Furthermore, the use of controlled polymerization techniques such as RAFT not only allows for the production of narrow MMD polymers with predefined properties, but also allows for the facile introduction of chain-end functionalities in the polymer. This proved to be very beneficial for added functionality of the nanodiscs (fluorescent labelling, surface immobilization, etc), which is not an option for conventionally produced polymers such as the commercial variants. Commercial SMA cannot be easily functionalised at its chain end, which means that he introduction of a single functionality per polymer chain is cumbersome. This leads to limitations when it comes to immobilization on a surface, attachment of a biotin for biotin-streptavidin conjugation and the like.

The foregoing description has been presented for the purpose of illustration; it is not intended to be exhaustive or to limit the invention to the precise forms disclosed. Persons skilled in the relevant art can appreciate that many modifications and variations are possible in light of the above disclosure.
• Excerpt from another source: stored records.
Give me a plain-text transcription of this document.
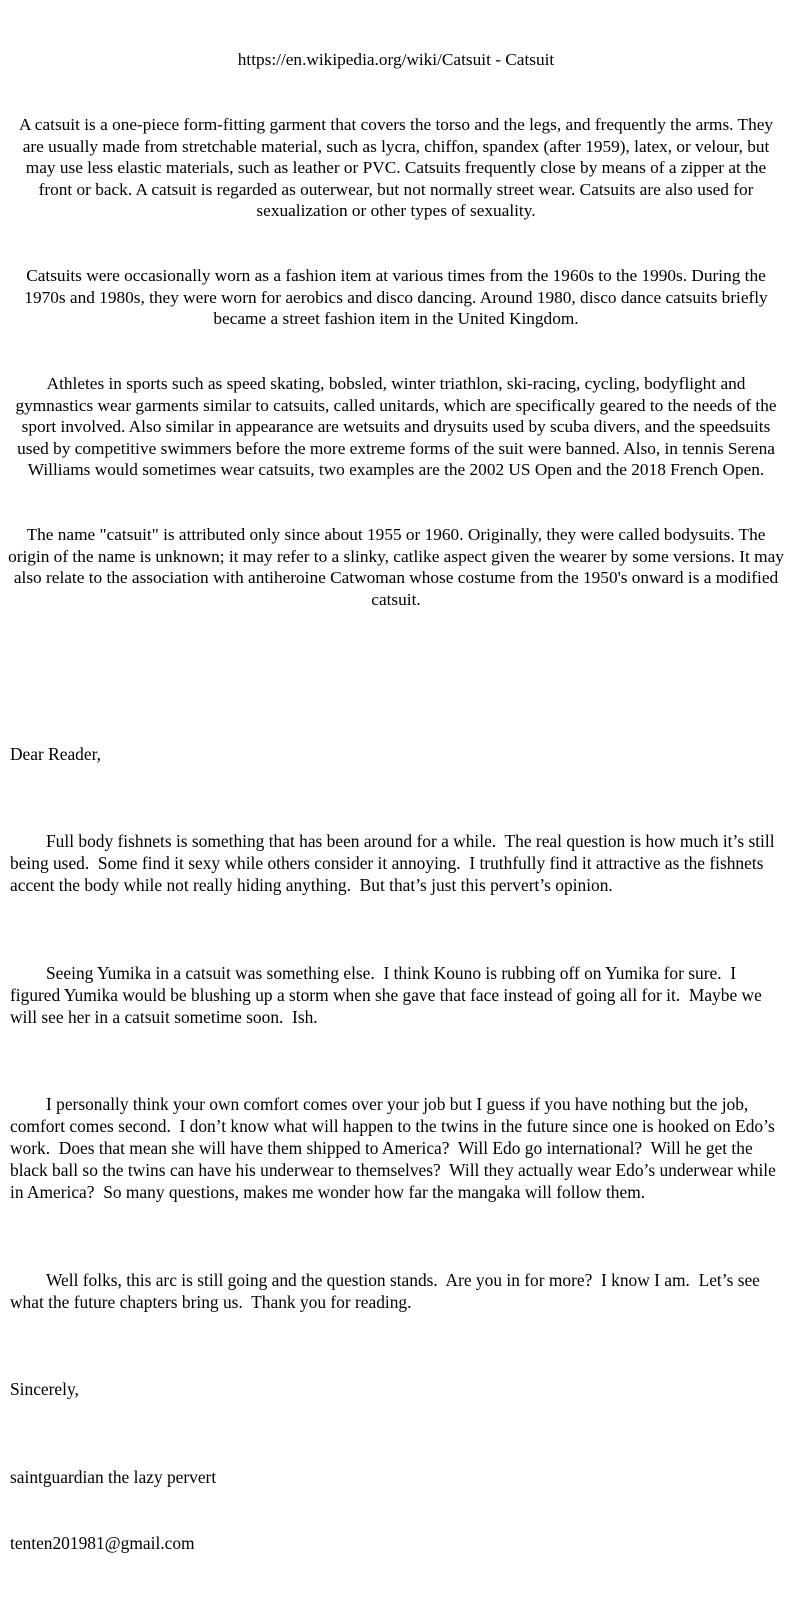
https://en.wikipedia.org/wiki/Catsuit - Catsuit

A catsuit is a one-piece form-fitting garment that covers the torso and the legs, and frequently the arms. They are usually made from stretchable material, such as lycra, chiffon, spandex (after 1959), latex, or velour, but may use less elastic materials, such as leather or PVC. Catsuits frequently close by means of a zipper at the front or back. A catsuit is regarded as outerwear, but not normally street wear. Catsuits are also used for sexualization or other types of sexuality.

Catsuits were occasionally worn as a fashion item at various times from the 1960s to the 1990s. During the 1970s and 1980s, they were worn for aerobics and disco dancing. Around 1980, disco dance catsuits briefly became a street fashion item in the United Kingdom.

Athletes in sports such as speed skating, bobsled, winter triathlon, ski-racing, cycling, bodyflight and gymnastics wear garments similar to catsuits, called unitards, which are specifically geared to the needs of the sport involved. Also similar in appearance are wetsuits and drysuits used by scuba divers, and the speedsuits used by competitive swimmers before the more extreme forms of the suit were banned. Also, in tennis Serena Williams would sometimes wear catsuits, two examples are the 2002 US Open and the 2018 French Open.

The name "catsuit" is attributed only since about 1955 or 1960. Originally, they were called bodysuits. The origin of the name is unknown; it may refer to a slinky, catlike aspect given the wearer by some versions. It may also relate to the association with antiheroine Catwoman whose costume from the 1950's onward is a modified catsuit.

Dear Reader,

Full body fishnets is something that has been around for a while.  The real question is how much it’s still being used.  Some find it sexy while others consider it annoying.  I truthfully find it attractive as the fishnets accent the body while not really hiding anything.  But that’s just this pervert’s opinion.

Seeing Yumika in a catsuit was something else.  I think Kouno is rubbing off on Yumika for sure.  I figured Yumika would be blushing up a storm when she gave that face instead of going all for it.  Maybe we will see her in a catsuit sometime soon.  Ish.

I personally think your own comfort comes over your job but I guess if you have nothing but the job, comfort comes second.  I don’t know what will happen to the twins in the future since one is hooked on Edo’s work.  Does that mean she will have them shipped to America?  Will Edo go international?  Will he get the black ball so the twins can have his underwear to themselves?  Will they actually wear Edo’s underwear while in America?  So many questions, makes me wonder how far the mangaka will follow them.

Well folks, this arc is still going and the question stands.  Are you in for more?  I know I am.  Let’s see what the future chapters bring us.  Thank you for reading.

Sincerely,

saintguardian the lazy pervert

tenten201981@gmail.com
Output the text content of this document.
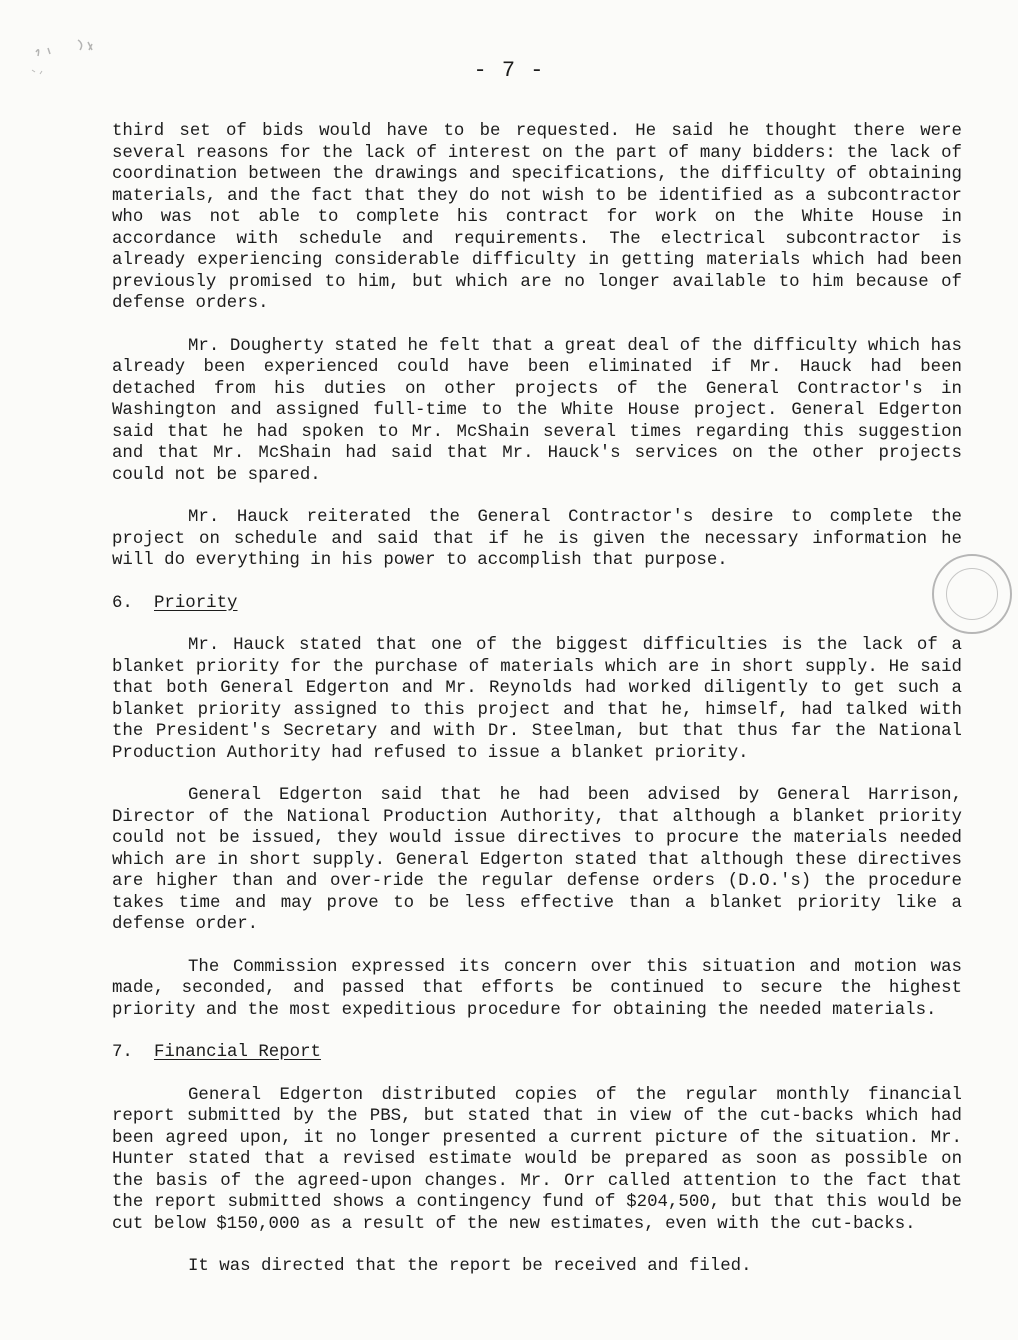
- 7 -

third set of bids would have to be requested. He said he thought there were several reasons for the lack of interest on the part of many bidders: the lack of coordination between the drawings and specifications, the difficulty of obtaining materials, and the fact that they do not wish to be identified as a subcontractor who was not able to complete his contract for work on the White House in accordance with schedule and requirements. The electrical subcontractor is already experiencing considerable difficulty in getting materials which had been previously promised to him, but which are no longer available to him because of defense orders.

Mr. Dougherty stated he felt that a great deal of the difficulty which has already been experienced could have been eliminated if Mr. Hauck had been detached from his duties on other projects of the General Contractor's in Washington and assigned full-time to the White House project. General Edgerton said that he had spoken to Mr. McShain several times regarding this suggestion and that Mr. McShain had said that Mr. Hauck's services on the other projects could not be spared.

Mr. Hauck reiterated the General Contractor's desire to complete the project on schedule and said that if he is given the necessary information he will do everything in his power to accomplish that purpose.

6. Priority

Mr. Hauck stated that one of the biggest difficulties is the lack of a blanket priority for the purchase of materials which are in short supply. He said that both General Edgerton and Mr. Reynolds had worked diligently to get such a blanket priority assigned to this project and that he, himself, had talked with the President's Secretary and with Dr. Steelman, but that thus far the National Production Authority had refused to issue a blanket priority.

General Edgerton said that he had been advised by General Harrison, Director of the National Production Authority, that although a blanket priority could not be issued, they would issue directives to procure the materials needed which are in short supply. General Edgerton stated that although these directives are higher than and over-ride the regular defense orders (D.O.'s) the procedure takes time and may prove to be less effective than a blanket priority like a defense order.

The Commission expressed its concern over this situation and motion was made, seconded, and passed that efforts be continued to secure the highest priority and the most expeditious procedure for obtaining the needed materials.

7. Financial Report

General Edgerton distributed copies of the regular monthly financial report submitted by the PBS, but stated that in view of the cut-backs which had been agreed upon, it no longer presented a current picture of the situation. Mr. Hunter stated that a revised estimate would be prepared as soon as possible on the basis of the agreed-upon changes. Mr. Orr called attention to the fact that the report submitted shows a contingency fund of $204,500, but that this would be cut below $150,000 as a result of the new estimates, even with the cut-backs.

It was directed that the report be received and filed.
The language used in the specification has been principally selected for readability and instructional purposes, and it may not have been selected to delineate or circumscribe the inventive subject matter. It is therefore intended that the scope of the invention be limited not by this detailed description, but rather by any claims that issue on an application based hereon. Accordingly, the disclosure of the embodiments of the invention is intended to be illustrative, but not limiting, of the scope of the invention, which is set forth in the following claims.

Finally, throughout the specification and accompanying claims, unless the context requires otherwise, the word ‘comprise’ or variations such as ‘comprises’ or ‘comprising’ will be understood to imply the inclusion of a stated integer or group of integers but not the exclusion of any other integer or group of integers.